Undoubtedly, American police departments have substantially increased their use of military-grade equipment and weaponry to perform their counter-terrorism duties, adopting everything from body armor to, in some cases, attack helicopters.
At no time did anybody question why police departments around the country would require such equipment and advanced weaponry. The war was not against "them" anymore, it seems, it was against the people as a whole. The same people ironically whose taxes paid for the weapons used against them if they dared to protest government policy.

Drones over US skies

The fact that the police are now using the same techniques that the military uses against the enemy was spectacularly highlighted when the use of drones was approved for domestic law enforcement. Just for surveillance? Maybe not.  Last year a New York Times article noted:
As Congress considers a new immigration law that would expand the fleet of unmanned drones along the border, the agency in charge of border protection is increasingly offering the military-grade drones it already owns to domestic law enforcement agencies and has considered equipping them with “nonlethal weapons,” according to documents recently made public.
The article also points out that the use of drones is growing exponentially. In 2010, the "drones were used by other agencies 30 times; in 2012, that jumped to 250 times." When drones were used on the battlefield, innocent victims became an acceptable part of modern warfare.
The question is whether innocent victims in the Heartland- meaning, your relatives and your neighbors- will be equally acceptable.

When Non-Lethal Isn't

Of course, "non-lethal" is a very slippery term. Designed to "control crowds, clear streets, subdue and restrain individuals and secure borders, the technology is advancing far beyond the government's ability to regulate. We have already seen how, in the wrong hands, non-lethal weapons can be misused. For instance, a young graffiti artist died from a heart attack after being shot by Miami Beach police with a non-lethal taser.

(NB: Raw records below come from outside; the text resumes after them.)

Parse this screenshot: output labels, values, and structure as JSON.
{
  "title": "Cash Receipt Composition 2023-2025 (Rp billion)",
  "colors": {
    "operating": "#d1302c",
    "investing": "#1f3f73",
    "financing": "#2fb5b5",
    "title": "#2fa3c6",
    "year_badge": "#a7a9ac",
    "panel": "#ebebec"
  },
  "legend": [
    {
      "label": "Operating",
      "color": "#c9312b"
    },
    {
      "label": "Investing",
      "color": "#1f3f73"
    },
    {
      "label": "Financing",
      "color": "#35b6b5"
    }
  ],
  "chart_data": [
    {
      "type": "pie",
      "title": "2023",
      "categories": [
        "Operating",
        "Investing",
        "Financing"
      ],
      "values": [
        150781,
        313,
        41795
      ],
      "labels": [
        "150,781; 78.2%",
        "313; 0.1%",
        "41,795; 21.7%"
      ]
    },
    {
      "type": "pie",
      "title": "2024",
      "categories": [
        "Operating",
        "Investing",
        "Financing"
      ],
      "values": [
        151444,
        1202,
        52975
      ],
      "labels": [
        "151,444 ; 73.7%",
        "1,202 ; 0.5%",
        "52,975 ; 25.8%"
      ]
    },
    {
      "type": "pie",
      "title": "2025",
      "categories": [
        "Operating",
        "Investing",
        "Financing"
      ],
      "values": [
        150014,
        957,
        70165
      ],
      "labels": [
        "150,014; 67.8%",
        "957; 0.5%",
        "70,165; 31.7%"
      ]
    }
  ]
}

In another case, non-lethal pepper spray resulted in the death of 62 year old Nicholas Christie. Apparently suffering from a mental breakdown, Christie was arrested twice for disorderly conduct and trespassing. In the course of his 43 hour incarceration, Christie was spray over ten times. 
According to jail staff, the man's medical records were not available at the time of his arrest. In fact, according to other reports, Christie gave his medical history and a list of medications to the staff days earlier. 
The officers involved in the incident say that Christie was “combative, despite the fact he was restrained in a chair so he allegedly wouldn’t spit at his jailers.” However, other inmates on the cell block tell a different story. They say that there was excessive use of pepper spray, his whole head was turning purple, he was gasping for air and was telling the officers that he couldn’t breathe and that he had a heart condition. (source: Injury Board)
Whichever version of events one chooses to believe, it is impossible to claim that "non-lethal weapons" are not potentially deadly when misused. 

Even ignoring the case in which non-lethal weapons have resulted in deaths, we have seen how these police tools have been used to deny citizens their liberty. I'm thinking of the UCLA protests and the Occupy movement in New York City where freedom of peaceful assembly and free speech were effectively criminalized. 

The war on terrorism- used to enlarge the American Empire- has suddenly transformed into a war on all dissent. The same tools used to oppress over nations are now being used to oppress any opposition, even from 95-year-old seniors and frightened teenage girls in a store parking lot. 
None of this would have surprise Bryan who in the same speech also observed:
If there is poison in the blood of the hand it will ultimately reach the heart.